Are you facing a dilemma in choosing between two lawyers? Perhaps one of them has been celebrated by the American Academy of Civil Law Distinction, while the other has been recognized as a State Top 50 by the Academy of American Justice. However, the decision may not be as challenging as it seems. The truth is, both names are fabricated, but they serve as examples of the kind of vanity award scams often encountered in the legal profession. These so-called “ego awards” hold no real merit in determining a lawyer’s excellence, much like someone embellishing their website with a Google logo.
At Hammerschmidt Law, we get countless solicitations from these fraudulent award schemes, attempting to entice us into paying large amounts of money for a plaque and logo that we, along with the websites soliciting our money, are fully aware hold no real significance. It becomes evident that the only individuals deceived by such tactics are the unsuspecting public. We remain committed to maintaining our integrity and providing genuine value to our clients, rather than succumbing to these misleading practices.
We have adopted a firm stance of disregarding these deceptive award solicitations, and we encourage others to do the same!
One of the telltale signs that an award might be questionable is when it requires payment from the lawyer. Pay-to-play awards are primarily based on the criterion of paying to be included, rather than recognizing actual skills or expertise. Genuine awards, on the other hand, celebrate exceptional lawyers without any consideration for whether they have paid or not. Examples of such legitimate awards include Super Lawyers, U.S. News & World Report’s Best Lawyers in America, and others that prioritize merit and accomplishment over financial contributions.
There are many examples that prove these awards mean absolutely nothing. Hilariously, all of these examples include animals.

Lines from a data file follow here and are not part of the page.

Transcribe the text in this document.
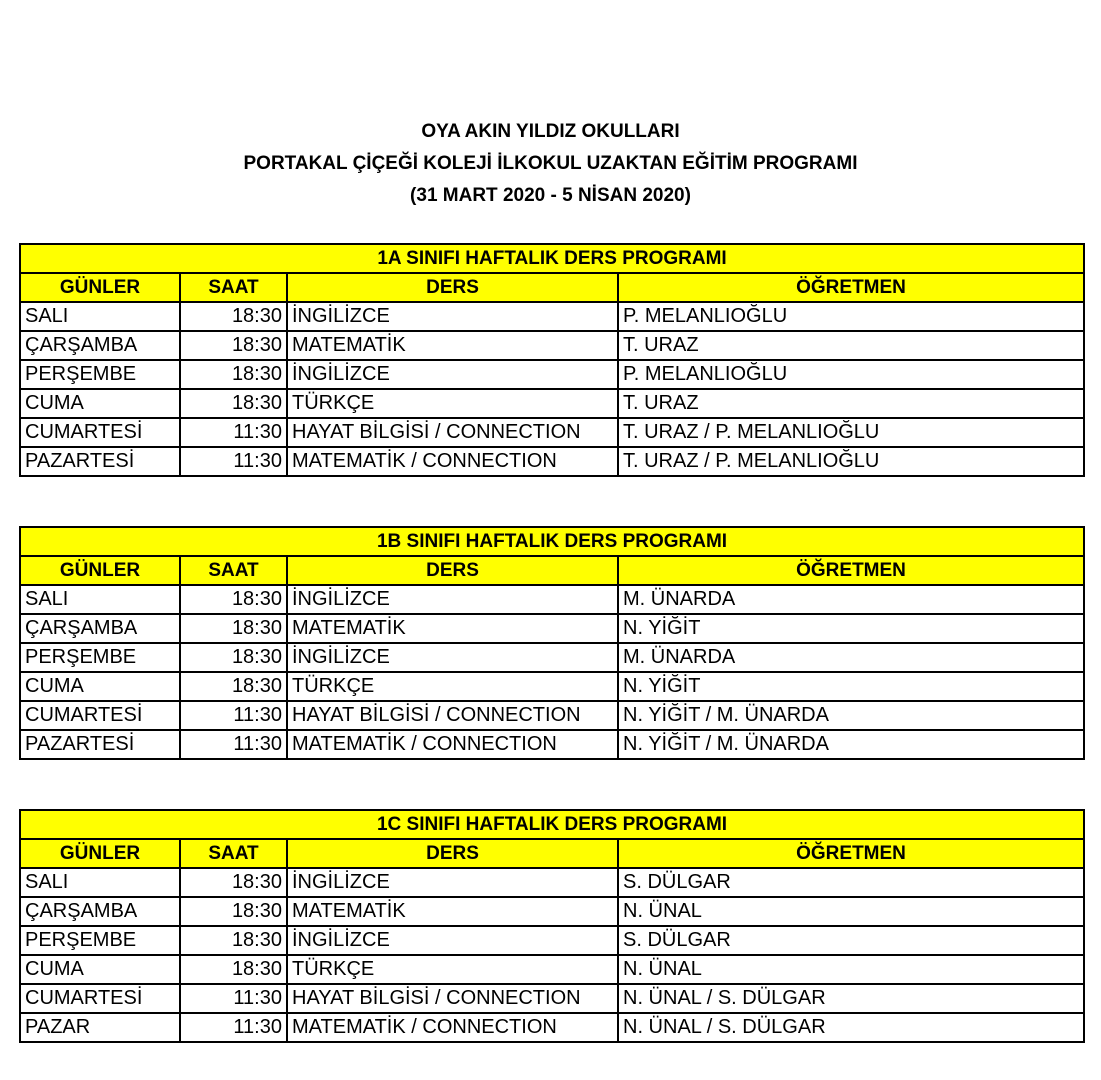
OYA AKIN YILDIZ OKULLARI
PORTAKAL ÇİÇEĞİ KOLEJİ İLKOKUL UZAKTAN EĞİTİM PROGRAMI
(31 MART 2020 - 5 NİSAN 2020)
1A SINIFI HAFTALIK DERS PROGRAMI			
GÜNLER	SAAT	DERS	ÖĞRETMEN
SALI	18:30	İNGİLİZCE	P. MELANLIOĞLU
ÇARŞAMBA	18:30	MATEMATİK	T. URAZ
PERŞEMBE	18:30	İNGİLİZCE	P. MELANLIOĞLU
CUMA	18:30	TÜRKÇE	T. URAZ
CUMARTESİ	11:30	HAYAT BİLGİSİ / CONNECTION	T. URAZ / P. MELANLIOĞLU
PAZARTESİ	11:30	MATEMATİK / CONNECTION	T. URAZ / P. MELANLIOĞLU
1B SINIFI HAFTALIK DERS PROGRAMI			
GÜNLER	SAAT	DERS	ÖĞRETMEN
SALI	18:30	İNGİLİZCE	M. ÜNARDA
ÇARŞAMBA	18:30	MATEMATİK	N. YİĞİT
PERŞEMBE	18:30	İNGİLİZCE	M. ÜNARDA
CUMA	18:30	TÜRKÇE	N. YİĞİT
CUMARTESİ	11:30	HAYAT BİLGİSİ / CONNECTION	N. YİĞİT / M. ÜNARDA
PAZARTESİ	11:30	MATEMATİK / CONNECTION	N. YİĞİT / M. ÜNARDA
1C SINIFI HAFTALIK DERS PROGRAMI			
GÜNLER	SAAT	DERS	ÖĞRETMEN
SALI	18:30	İNGİLİZCE	S. DÜLGAR
ÇARŞAMBA	18:30	MATEMATİK	N. ÜNAL
PERŞEMBE	18:30	İNGİLİZCE	S. DÜLGAR
CUMA	18:30	TÜRKÇE	N. ÜNAL
CUMARTESİ	11:30	HAYAT BİLGİSİ / CONNECTION	N. ÜNAL / S. DÜLGAR
PAZAR	11:30	MATEMATİK / CONNECTION	N. ÜNAL / S. DÜLGAR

Teaching an old dog new tricks
Attorney Steve Fisher, known for his provocative blog post titled “My Dog is Better than Your Lawyer,” took the unconventional step of nominating his dog, S. Roosticus Fischer, for inclusion in Lawyers of Distinction. Surprisingly, the seemingly exceptional canine was accepted for this honor, albeit with the requirement of a payment of $475. In exchange, the vanity award site promised to furnish a plaque proclaiming that a dog had achieved a top 10% ranking among lawyers.
The case of Roosticus was not an isolated incident. The Davis Law Firm based in Seattle has openly admitted to paying Lawyers of Distinction the sum of $475. In return, the website recognized their pet dog, Lucy, as part of the esteemed top 10% of lawyers in the United States. If this isn’t a clear example of pay-to-play, it’s challenging to imagine what is.